Damage to offshore oil and gas platforms from Hurricanes Katrina and Rita has tripled the number of requests to converts rigs into artificial reefs in the Gulf of Mexico.
BATON ROUGE, La. Damage to offshore oil and gas platforms from Hurricanes Katrina and Rita has tripled the number of requests to converts rigs into artificial reefs in the Gulf of Mexico.
The Louisiana Department of Wildlife and Fisheries usually gets 10 to 12 requests each year to use abandoned rigs to create fish habitat. But that number has soared to 40 requests this year, Rick Kasprzak, program manager of the Louisiana Artificial Reef Program, told The Advocate of Baton Rouge for a story in Monday's editions.
Oil and gas platforms in the program are located in federal waters, more than three miles off the Louisiana shore, with most between 35 and 75 miles out, clustered in nine approved planning areas. To date, 144 have been used as reefs.
This year's hurricanes damaged another 166 rigs.
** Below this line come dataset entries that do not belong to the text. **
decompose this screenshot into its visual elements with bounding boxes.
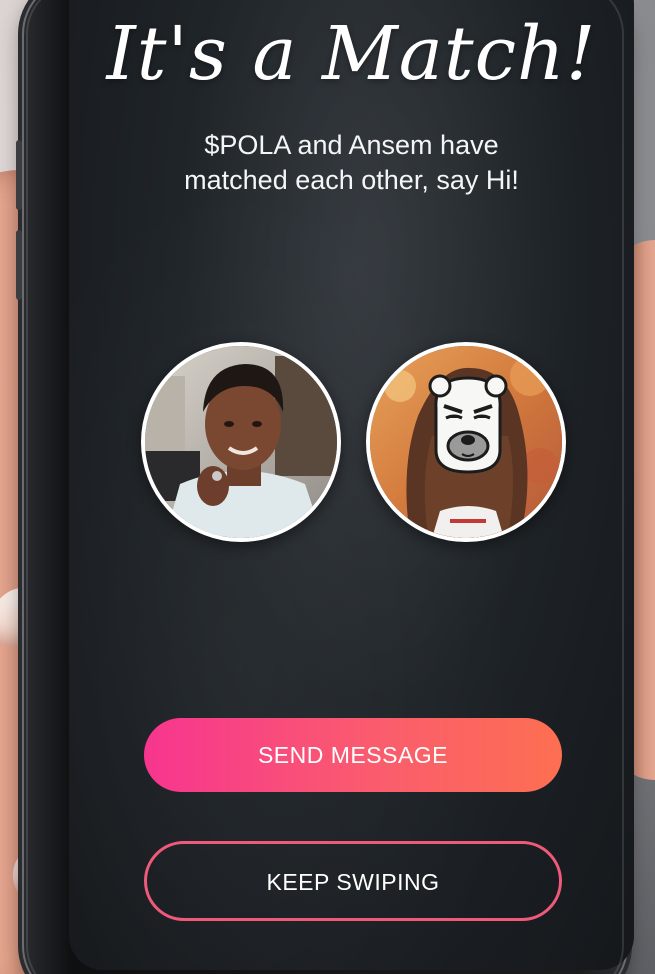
match-title: It's a Match! — [106, 11, 597, 97]
match-subtitle-line: matched each other, say Hi! — [184, 165, 519, 195]
keep-swiping-button[interactable]: KEEP SWIPING — [144, 841, 562, 921]
match-subtitle-line: $POLA and Ansem have — [204, 130, 499, 160]
avatar-ansem[interactable] — [141, 342, 341, 542]
send-message-button[interactable]: SEND MESSAGE — [144, 718, 562, 792]
avatar-pola-photo — [370, 346, 562, 538]
phone-device: It's a Match! $POLA and Ansem have match… — [16, 0, 634, 974]
match-subtitle: $POLA and Ansem have matched each other,… — [109, 128, 594, 198]
avatar-pola[interactable] — [366, 342, 566, 542]
match-screen: It's a Match! $POLA and Ansem have match… — [69, 0, 634, 970]
phone-side-button — [16, 230, 22, 300]
avatar-ansem-photo — [145, 346, 337, 538]
photo-background: It's a Match! $POLA and Ansem have match… — [0, 0, 655, 974]
phone-side-button — [16, 140, 22, 210]
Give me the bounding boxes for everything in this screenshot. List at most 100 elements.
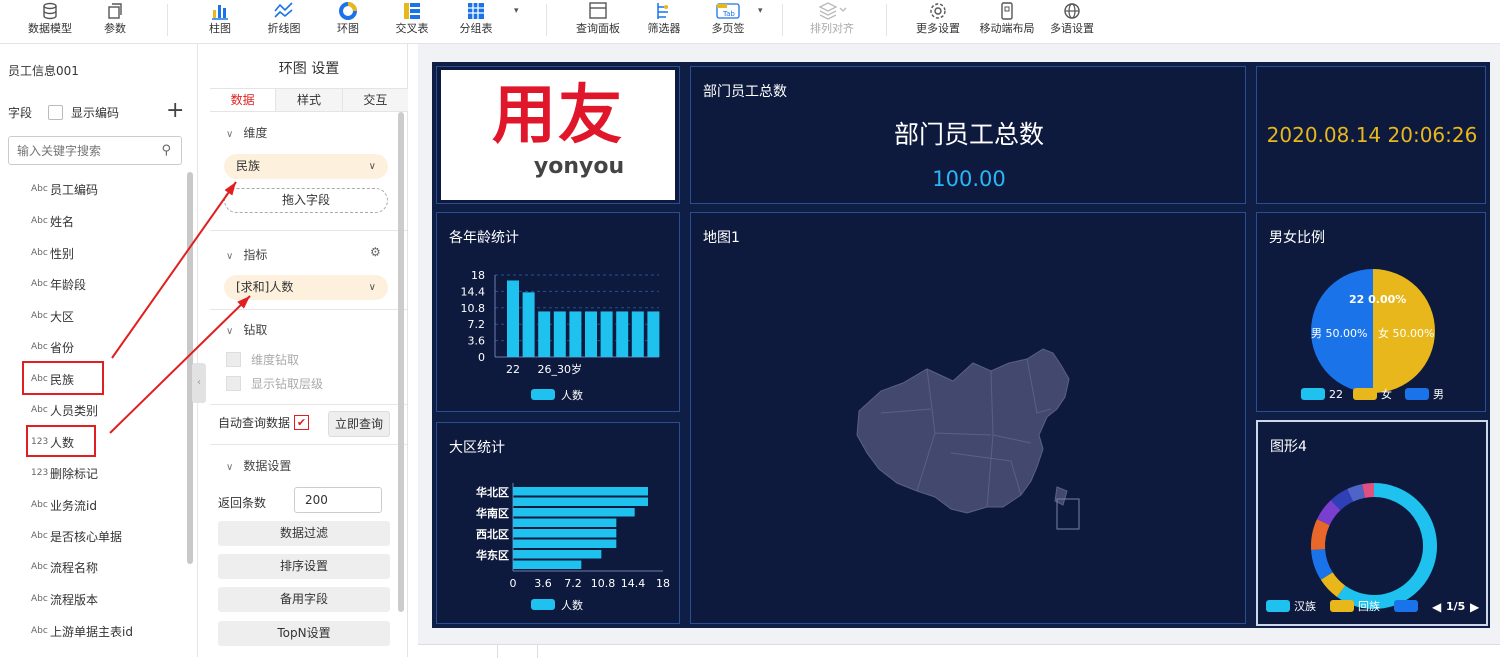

The Louisiana Artificial Reef Council will soon decide evaluation criteria for which rigs are suitable to serve as artificial reefs, Kasprzak said. The assessments include potential effects on the environment, navigation and fishing interests.
Hurricane Ivan in 2004 didn't hit the Gulf of Mexico nearly as hard, passing over about 150 platforms, said Larry Wall, a spokesman for the Mid-Continent Oil and Gas Association. Hurricane Katrina swept over 1,500 platforms, and Hurricane Rita passed over 1,600, he said.